A novidade — que já não é mais tão nova para usuários nos Estados Unidos — chegou ao Brasil um pouco atrasada, porque foi inicialmente barrada pela ANPD (Autoridade Nacional de Proteção de Dados) por não cumprir requisitos básicos de tratamento de dados. A empresa não havia pedido autorização aos usuários brasileiros para utilizar informações pessoais a fim de desenvolver a ferramenta.

A Meta só foi autorizada a implementar o recurso no final de agosto, depois de se comprometer a agir de forma mais transparente. A empresa então enviou avisos a usuários de suas plataformas — Instagram, Facebook e WhatsApp — e ofereceu a oportunidade de se opor ao uso de seus dados para o treinamento do modelo de IA generativa.

Aqueles que aceitaram os termos da empresa agora podem interagir com a ferramenta no WhatsApp em chats ou na barra de busca, que passou a ser integrada à internet. É possível fazer perguntas, pedir dicas e até gerar imagens e figurinhas com o uso da IA.

Mas nem todos estão satisfeitos com essas novas funcionalidades — seja pelas informações imprecisas e até delirantes geradas pela ferramenta, seja por preocupações com a privacidade. O problema é que o caminho parece não ter volta, já que não há nas configurações do WhatsApp uma forma de desativar o recurso.

Nesse caso, a recomendação do Idec (Instituto Brasileiro de Defesa do Consumidor) é revogar a autorização de uso de dados.

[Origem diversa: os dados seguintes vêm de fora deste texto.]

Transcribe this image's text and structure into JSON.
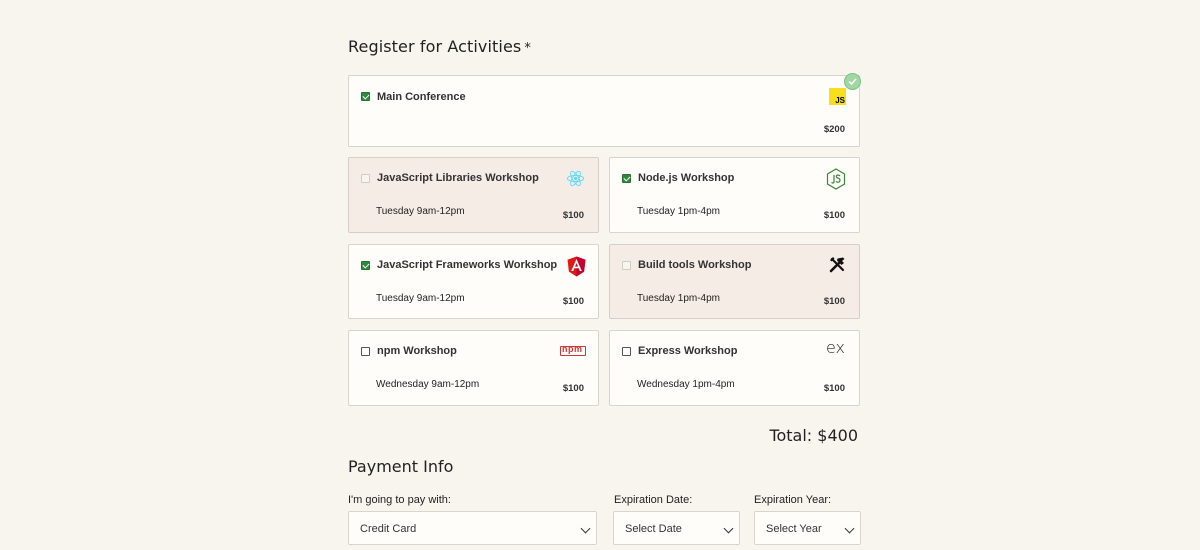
{
  "register": {
    "heading": "Register for Activities",
    "required_mark": "*"
  },
  "activities": [
    {
      "name": "Main Conference",
      "time": "",
      "cost": "$200",
      "checked": true,
      "disabled": false,
      "icon": "js-icon"
    },
    {
      "name": "JavaScript Libraries Workshop",
      "time": "Tuesday 9am-12pm",
      "cost": "$100",
      "checked": false,
      "disabled": true,
      "icon": "react-icon"
    },
    {
      "name": "Node.js Workshop",
      "time": "Tuesday 1pm-4pm",
      "cost": "$100",
      "checked": true,
      "disabled": false,
      "icon": "nodejs-icon"
    },
    {
      "name": "JavaScript Frameworks Workshop",
      "time": "Tuesday 9am-12pm",
      "cost": "$100",
      "checked": true,
      "disabled": false,
      "icon": "angular-icon"
    },
    {
      "name": "Build tools Workshop",
      "time": "Tuesday 1pm-4pm",
      "cost": "$100",
      "checked": false,
      "disabled": true,
      "icon": "tools-icon"
    },
    {
      "name": "npm Workshop",
      "time": "Wednesday 9am-12pm",
      "cost": "$100",
      "checked": false,
      "disabled": false,
      "icon": "npm-icon"
    },
    {
      "name": "Express Workshop",
      "time": "Wednesday 1pm-4pm",
      "cost": "$100",
      "checked": false,
      "disabled": false,
      "icon": "express-icon"
    }
  ],
  "total": "Total: $400",
  "payment": {
    "heading": "Payment Info",
    "method_label": "I'm going to pay with:",
    "method_value": "Credit Card",
    "exp_date_label": "Expiration Date:",
    "exp_date_value": "Select Date",
    "exp_year_label": "Expiration Year:",
    "exp_year_value": "Select Year"
  },
  "icon_text": {
    "js": "JS",
    "npm": "npm",
    "express": "ex"
  },
  "colors": {
    "background": "#f8f4ee",
    "checkbox_checked": "#2e8b3d",
    "js_yellow": "#f7df1e",
    "angular_red": "#dd1b16",
    "npm_red": "#cb3837",
    "node_green": "#3c873a",
    "react_blue": "#61dafb"
  }
}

Para isso, é preciso preencher um formulário com informações sobre a sua conta no WhatsApp (email e telefone cadastrados). A plataforma então enviará um email confirmando a solicitação.

Print de página no Facebook com formulário para se opor ao uso de dados do WhatsApp para treinamento de IA.
Formulário para se opor ao uso de dados do WhatsApp para treinamento de IA fica dentro do Facebook (Reprodução/Facebook)

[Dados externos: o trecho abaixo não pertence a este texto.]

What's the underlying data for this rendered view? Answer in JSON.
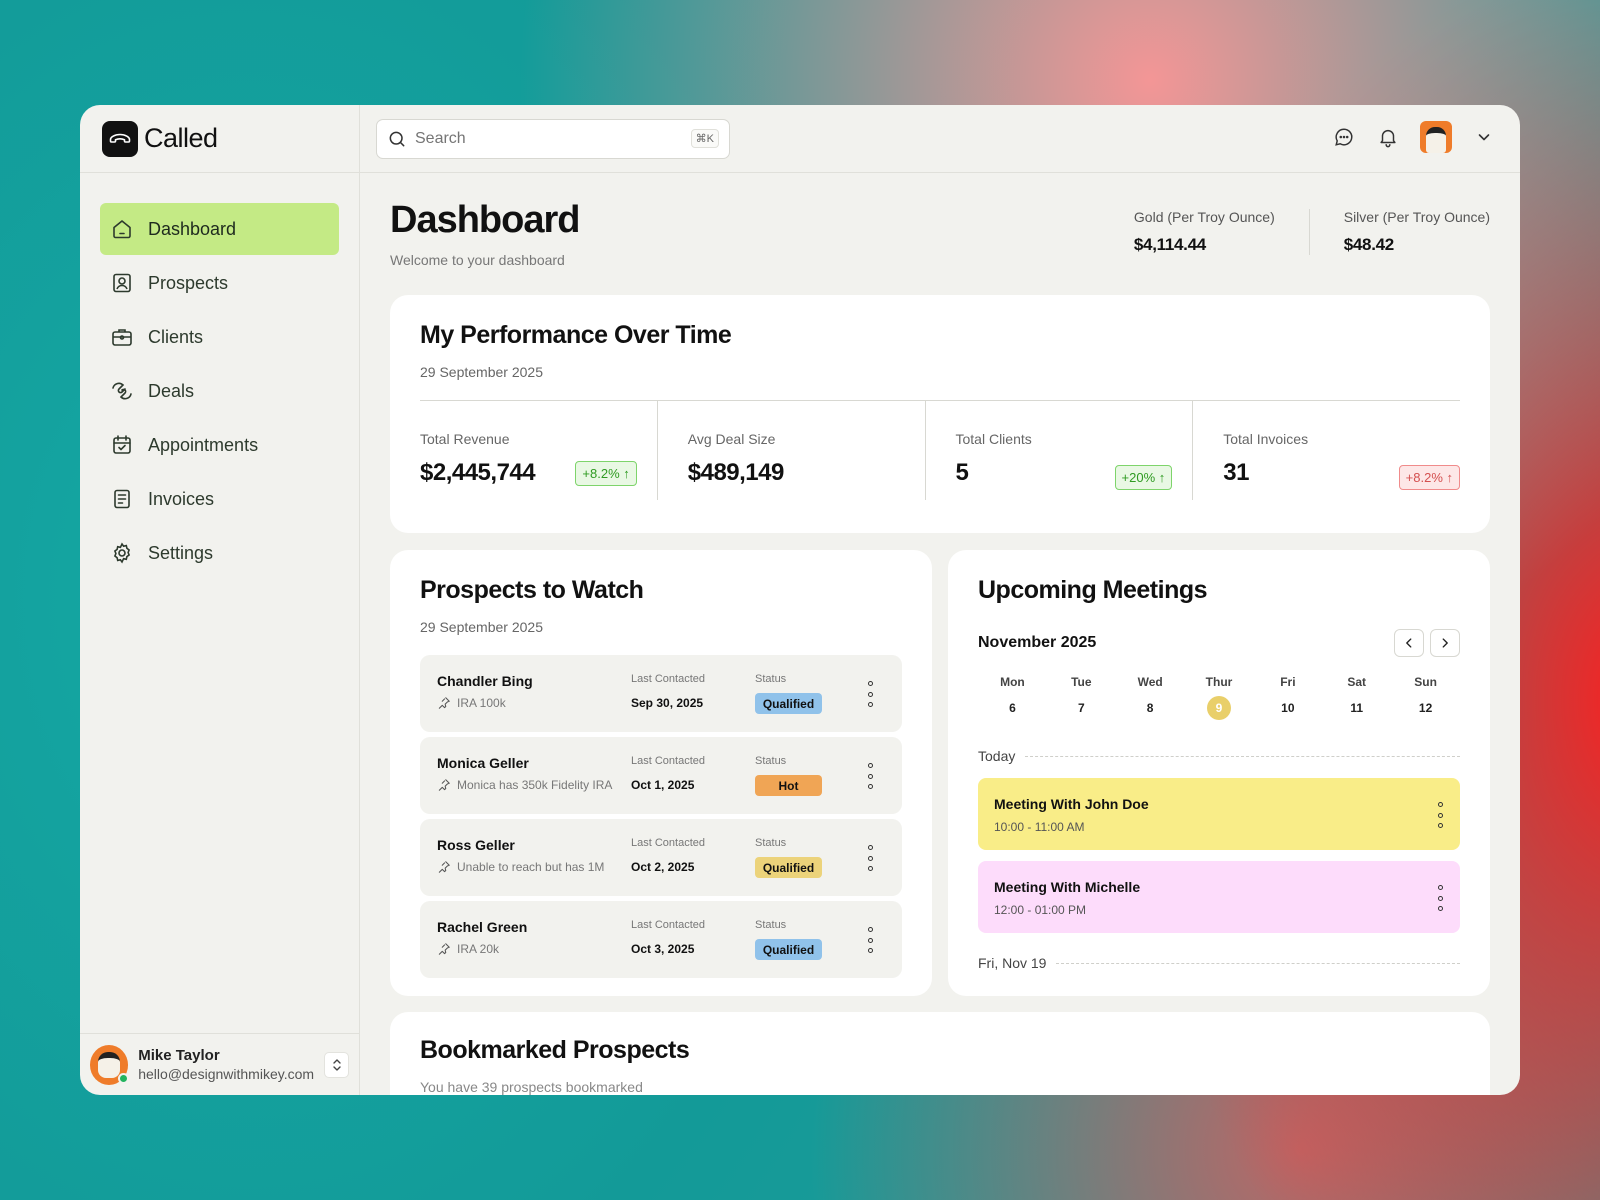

O link para o documento fica escondido na página Como a Meta usa informações para recursos e modelos de IA generativa, dentro do Facebook — e não do WhatsApp — e só é possível preenchê-lo se o usuário estiver logado na plataforma.

Segundo especialistas ouvidos pelo Aos Fatos, esses obstáculos podem ir contra o princípio de transparência de uso de dados exigido pela LGPD (Lei Geral de Proteção de Dados).

“A ausência de mecanismos eficazes para que o usuário revogue o consentimento ou se oponha ao uso contínuo de seus dados compromete a autonomia e coloca a Meta em desacordo com a legislação brasileira”, avalia Luã Cruz, coordenador do programa de Telecomunicações e Direitos Digitais do Idec (Instituto de Defesa de Consumidores).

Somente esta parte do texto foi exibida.